S3 Standard | S3 Intelligent-Tiering | Standrad - IA | One-Zone IA | Glacier Instant Retreival | Glacier Flexible Retreival | Glacier Deep Archive | |
Minimum storage duration charge | None | None | 30 days | 30 days | 90 days | 90 days | 180 days |
Minimum billable object size | None | None | 128 KB | 128 KB | 128 KB | 40 KB | 40 KB |
Retrieval fee | None | None | Per GB retrieved | Per GB retrieved | Per GB retrieved | Per GB retrieved | Per GB retrieved |
S3 Outposts
AWS Outposts is a fully managed service from Amazon Web Services (AWS) that extends AWS infrastructure, services, APIs, and tools to customer premises or co-location facilities. It allows customers to run AWS compute, storage, database, and other services locally, ensuring low-latency access to data and applications while meeting specific data residency, compliance, and latency requirements.

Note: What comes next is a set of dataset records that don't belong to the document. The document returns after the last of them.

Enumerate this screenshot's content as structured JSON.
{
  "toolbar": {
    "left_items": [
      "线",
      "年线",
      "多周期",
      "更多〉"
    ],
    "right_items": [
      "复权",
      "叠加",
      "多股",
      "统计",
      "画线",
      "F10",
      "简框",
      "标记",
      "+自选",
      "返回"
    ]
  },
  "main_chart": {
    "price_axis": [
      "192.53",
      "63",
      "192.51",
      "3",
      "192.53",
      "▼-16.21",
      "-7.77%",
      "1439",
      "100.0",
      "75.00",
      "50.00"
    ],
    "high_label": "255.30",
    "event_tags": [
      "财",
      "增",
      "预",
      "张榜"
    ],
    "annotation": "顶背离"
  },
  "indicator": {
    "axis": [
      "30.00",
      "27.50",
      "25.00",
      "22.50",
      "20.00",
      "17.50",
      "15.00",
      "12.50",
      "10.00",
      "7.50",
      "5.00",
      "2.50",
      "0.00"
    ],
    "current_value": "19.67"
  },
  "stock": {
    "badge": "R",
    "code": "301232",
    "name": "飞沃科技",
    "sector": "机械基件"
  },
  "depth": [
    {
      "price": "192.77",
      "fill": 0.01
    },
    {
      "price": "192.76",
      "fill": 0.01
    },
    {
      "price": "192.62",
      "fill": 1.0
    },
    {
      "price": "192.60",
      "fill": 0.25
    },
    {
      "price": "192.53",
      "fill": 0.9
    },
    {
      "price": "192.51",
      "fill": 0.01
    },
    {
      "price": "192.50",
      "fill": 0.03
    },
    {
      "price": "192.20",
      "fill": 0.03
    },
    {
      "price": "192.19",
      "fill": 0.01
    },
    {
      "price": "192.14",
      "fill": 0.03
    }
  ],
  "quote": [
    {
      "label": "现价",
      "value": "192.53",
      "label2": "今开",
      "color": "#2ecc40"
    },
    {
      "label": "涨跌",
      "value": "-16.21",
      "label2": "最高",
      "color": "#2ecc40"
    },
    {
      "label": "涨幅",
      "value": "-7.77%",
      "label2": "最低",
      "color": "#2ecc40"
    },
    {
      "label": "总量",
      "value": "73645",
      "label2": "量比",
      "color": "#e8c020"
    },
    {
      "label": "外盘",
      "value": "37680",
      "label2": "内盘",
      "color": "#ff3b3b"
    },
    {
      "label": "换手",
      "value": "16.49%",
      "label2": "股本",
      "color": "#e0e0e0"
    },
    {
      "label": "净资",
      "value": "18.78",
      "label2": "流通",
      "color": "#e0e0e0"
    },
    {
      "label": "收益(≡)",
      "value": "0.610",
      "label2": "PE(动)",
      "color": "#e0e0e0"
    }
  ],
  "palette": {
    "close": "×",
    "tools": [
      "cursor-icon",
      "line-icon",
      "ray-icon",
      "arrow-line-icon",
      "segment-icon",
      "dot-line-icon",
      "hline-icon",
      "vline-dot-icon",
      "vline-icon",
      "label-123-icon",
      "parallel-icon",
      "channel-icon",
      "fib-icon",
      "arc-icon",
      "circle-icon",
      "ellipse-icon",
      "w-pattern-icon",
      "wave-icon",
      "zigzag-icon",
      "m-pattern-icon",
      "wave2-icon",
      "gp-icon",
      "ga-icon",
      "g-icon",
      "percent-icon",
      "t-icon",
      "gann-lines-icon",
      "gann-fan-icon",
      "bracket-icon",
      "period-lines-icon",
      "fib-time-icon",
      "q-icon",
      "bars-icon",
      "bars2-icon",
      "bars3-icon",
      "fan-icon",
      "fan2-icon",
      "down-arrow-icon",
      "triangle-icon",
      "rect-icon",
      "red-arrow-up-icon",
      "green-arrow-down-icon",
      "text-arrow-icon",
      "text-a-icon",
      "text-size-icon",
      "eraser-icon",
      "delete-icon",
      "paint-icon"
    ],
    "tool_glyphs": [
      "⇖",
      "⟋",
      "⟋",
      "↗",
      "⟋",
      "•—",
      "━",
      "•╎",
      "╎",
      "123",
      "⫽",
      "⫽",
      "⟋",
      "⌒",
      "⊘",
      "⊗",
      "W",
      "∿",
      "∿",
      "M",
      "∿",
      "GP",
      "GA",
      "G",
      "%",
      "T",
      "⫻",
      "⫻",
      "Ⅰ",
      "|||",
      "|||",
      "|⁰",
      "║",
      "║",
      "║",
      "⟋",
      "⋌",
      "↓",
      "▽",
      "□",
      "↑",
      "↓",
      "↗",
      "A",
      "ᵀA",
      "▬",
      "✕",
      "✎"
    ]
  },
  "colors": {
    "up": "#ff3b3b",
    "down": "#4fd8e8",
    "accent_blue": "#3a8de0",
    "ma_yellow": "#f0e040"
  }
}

Some enterprises demand to keep their data local for multiple reasons, such as latency sensitivity, data residency regulations, and local data processing. AWS caters to these demands by bringing S3 to Outposts.
Amazon S3 allows us to deliver object storage on the on-premises Outpost environment. The Outpost provides only a single S3 storage class called OUTPOSTS, which redundantly stores data across multiple servers on the outposts. To keep the user experience consistent, S3 on Outposts offers the same API calls, automation, and security features as S3 on regions. It also comes in multiple sizes tailored to the most frequent use cases.
S3 on Outposts supports storing EBS and RDS backups on the Outposts. These features bring data closer to latency-sensitive, high-performance applications.